Stellplätze sollen nun auf der Fläche zur Bundesstraße hin entstehen, stellte Planer Manfred Neidl die Änderungen gegenüber dem ersten Entwurf vor. Statt zunächst vorgesehenen 37 sollen dann etwa 45 Parkplätze zur Verfügung stehen. Auf der Eichenstraße werden Längsparkplätze ausgewiesen.

Situation entspannen


Dadurch soll die Situation an der vielbefahrenen Straße entspannt werden. Der neue, vierstöckige Büroturm mit Flachdach wird an das bestehende Gebäude von "Baumgärtner und Duscher" anschließen und auf der bisherigen Ausgleichsfläche direkt an der Ecke zur Schwandorfer Straße entstehen. Nach Ansicht des Planers passt der moderne Bau gut an diese Stelle, die durch die Auffahrt zur B 85 ohnehin technisch geprägt sei. Der Gemeinderat zeigte sich mit den Planungen einverstanden. Neue Ausgleichsflächen wurden in Neunburg vorm Wald gefunden. Nun müssen der Flächennutzungsplan und der Bebauungsplan für das Mischgebiet "An der Eichenstraße" geändert werden. Der Gemeinderat gab dafür einstimmig grünes Licht.
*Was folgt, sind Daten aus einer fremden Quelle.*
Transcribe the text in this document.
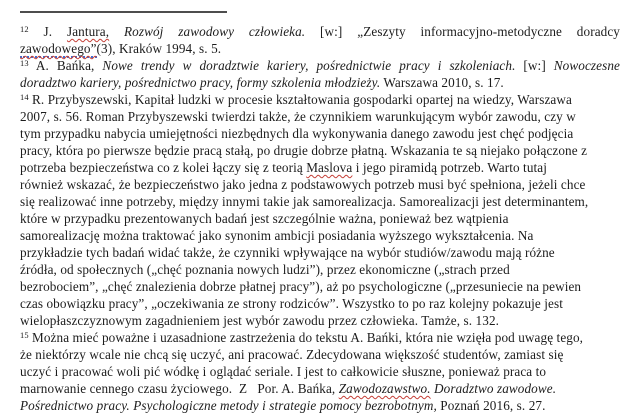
$^{12}$ J. Jantura, Rozwój zawodowy człowieka. [w:] „Zeszyty informacyjno-metodyczne doradcy
zawodowego”(3), Kraków 1994, s. 5.
$^{13}$ A. Bańka, Nowe trendy w doradztwie kariery, pośrednictwie pracy i szkoleniach. [w:] Nowoczesne
doradztwo kariery, pośrednictwo pracy, formy szkolenia młodzieży. Warszawa 2010, s. 17.
$^{14}$ R. Przybyszewski, Kapitał ludzki w procesie kształtowania gospodarki opartej na wiedzy, Warszawa
2007, s. 56. Roman Przybyszewski twierdzi także, że czynnikiem warunkującym wybór zawodu, czy w
tym przypadku nabycia umiejętności niezbędnych dla wykonywania danego zawodu jest chęć podjęcia
pracy, która po pierwsze będzie pracą stałą, po drugie dobrze płatną. Wskazania te są niejako połączone z
potrzeba bezpieczeństwa co z kolei łączy się z teorią Maslova i jego piramidą potrzeb. Warto tutaj
również wskazać, że bezpieczeństwo jako jedna z podstawowych potrzeb musi być spełniona, jeżeli chce
się realizować inne potrzeby, między innymi takie jak samorealizacja. Samorealizacji jest determinantem,
które w przypadku prezentowanych badań jest szczególnie ważna, ponieważ bez wątpienia
samorealizację można traktować jako synonim ambicji posiadania wyższego wykształcenia. Na
przykładzie tych badań widać także, że czynniki wpływające na wybór studiów/zawodu mają różne
źródła, od społecznych („chęć poznania nowych ludzi”), przez ekonomiczne („strach przed
bezrobociem”, „chęć znalezienia dobrze płatnej pracy”), aż po psychologiczne („przesuniecie na pewien
czas obowiązku pracy”, „oczekiwania ze strony rodziców”. Wszystko to po raz kolejny pokazuje jest
wielopłaszczyznowym zagadnieniem jest wybór zawodu przez człowieka. Tamże, s. 132.
$^{15}$ Można mieć poważne i uzasadnione zastrzeżenia do tekstu A. Bańki, która nie wzięła pod uwagę tego,
że niektórzy wcale nie chcą się uczyć, ani pracować. Zdecydowana większość studentów, zamiast się
uczyć i pracować woli pić wódkę i oglądać seriale. I jest to całkowicie słuszne, ponieważ praca to
marnowanie cennego czasu życiowego.  Z   Por. A. Bańka, Zawodozawstwo. Doradztwo zawodowe.
Pośrednictwo pracy. Psychologiczne metody i strategie pomocy bezrobotnym, Poznań 2016, s. 27.
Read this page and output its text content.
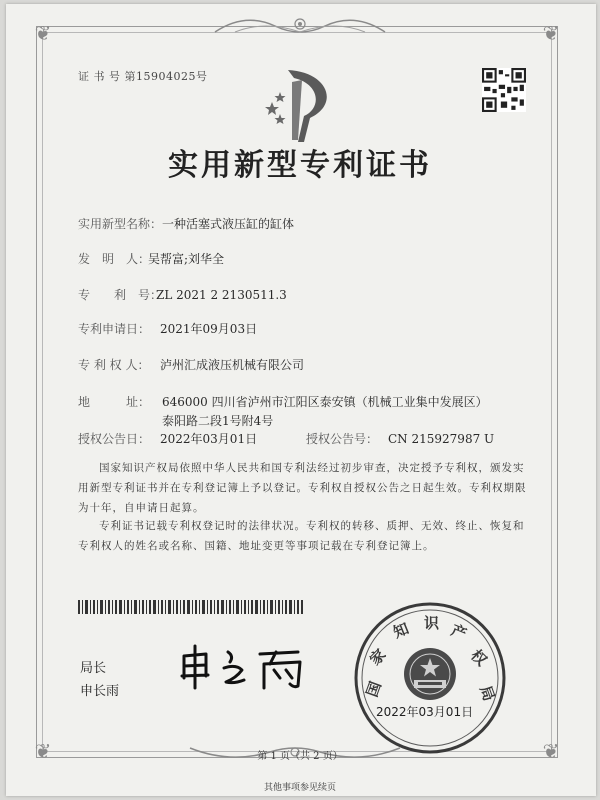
❦	❦
❦	❦
证 书 号 第15904025号
实用新型专利证书
实用新型名称：一种活塞式液压缸的缸体
发　明　人：吴帮富;刘华全
专　　利　号：ZL 2021 2 2130511.3
专利申请日： 2021年09月03日
专 利 权 人： 泸州汇成液压机械有限公司
地　　　址： 646000 四川省泸州市江阳区泰安镇（机械工业集中发展区）泰阳路二段1号附4号
授权公告日： 2022年03月01日	授权公告号： CN 215927987 U
国家知识产权局依照中华人民共和国专利法经过初步审查，决定授予专利权，颁发实用新型专利证书并在专利登记簿上予以登记。专利权自授权公告之日起生效。专利权期限为十年，自申请日起算。
专利证书记载专利权登记时的法律状况。专利权的转移、质押、无效、终止、恢复和专利权人的姓名或名称、国籍、地址变更等事项记载在专利登记簿上。
局长
申长雨	国
家
知 识 产
权
局
2022年03月01日
第 1 页（共 2 页）
其他事项参见续页
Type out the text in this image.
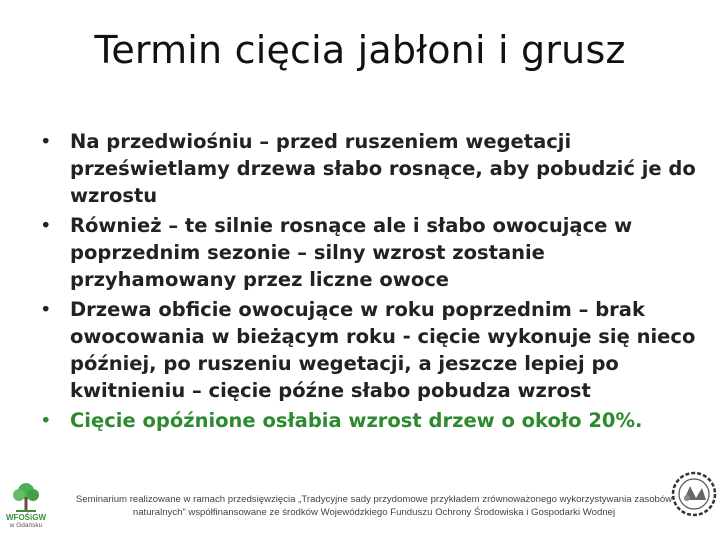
Termin cięcia jabłoni i grusz
• Na przedwiośniu – przed ruszeniem wegetacji prześwietlamy drzewa słabo rosnące, aby pobudzić je do wzrostu
• Również – te silnie rosnące ale i słabo owocujące w poprzednim sezonie – silny wzrost zostanie przyhamowany przez liczne owoce
• Drzewa obficie owocujące w roku poprzednim – brak owocowania w bieżącym roku - cięcie wykonuje się nieco później, po ruszeniu wegetacji, a jeszcze lepiej po kwitnieniu – cięcie późne słabo pobudza wzrost
• Cięcie opóźnione osłabia wzrost drzew o około 20%.
WFOŚiGW
w Gdańsku
Seminarium realizowane w ramach przedsięwzięcia „Tradycyjne sady przydomowe przykładem zrównoważonego wykorzystywania zasobów naturalnych” współfinansowane ze środków Wojewódzkiego Funduszu Ochrony Środowiska i Gospodarki Wodnej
Das Wackersdorfer Heimat- und Industriemuseum hat einen neuen Leiter. Den Posten übernimmt Walter Buttler. Diesen Beschluss hatte der Gemeinderat in nichtöffentlicher Sitzung am 27. Januar gefasst. Buttler ist Nachfolger von Karl Jobst, dem Bürgermeister Thomas Falter ausdrücklich für seine "unermüdliche Arbeit und seinen Einsatz" dankte. Der Bürgermeister gratulierte Buttler mit einem Geschenk.

Ehemalige BBI-Mitarbeiter


Der neue Museumsleiter sieht sich nicht als "Chef", sondern als Ansprechpartner in einem Team, das derzeit weitere sechs Leuten einschließt. Am Museumskonzept will er vorerst nur kleine Änderungen vornehmen. Wichtig sei, dass im Team ehemalige BBI-Mitarbeiter vertreten seien, die aus eigener Erfahrung aus der Zeit des Braunkohle-Abbaus berichten können.

Das Gremium vereinheitlichte schließlich für das Gemeindegebiet noch Bauvorschriften. Künftig sind Einfriedungen - also Zäune und ähnliches - in ihrer Gestaltung frei, nur die Höhenvorgaben in den Bebauungsplänen bleiben bestehen.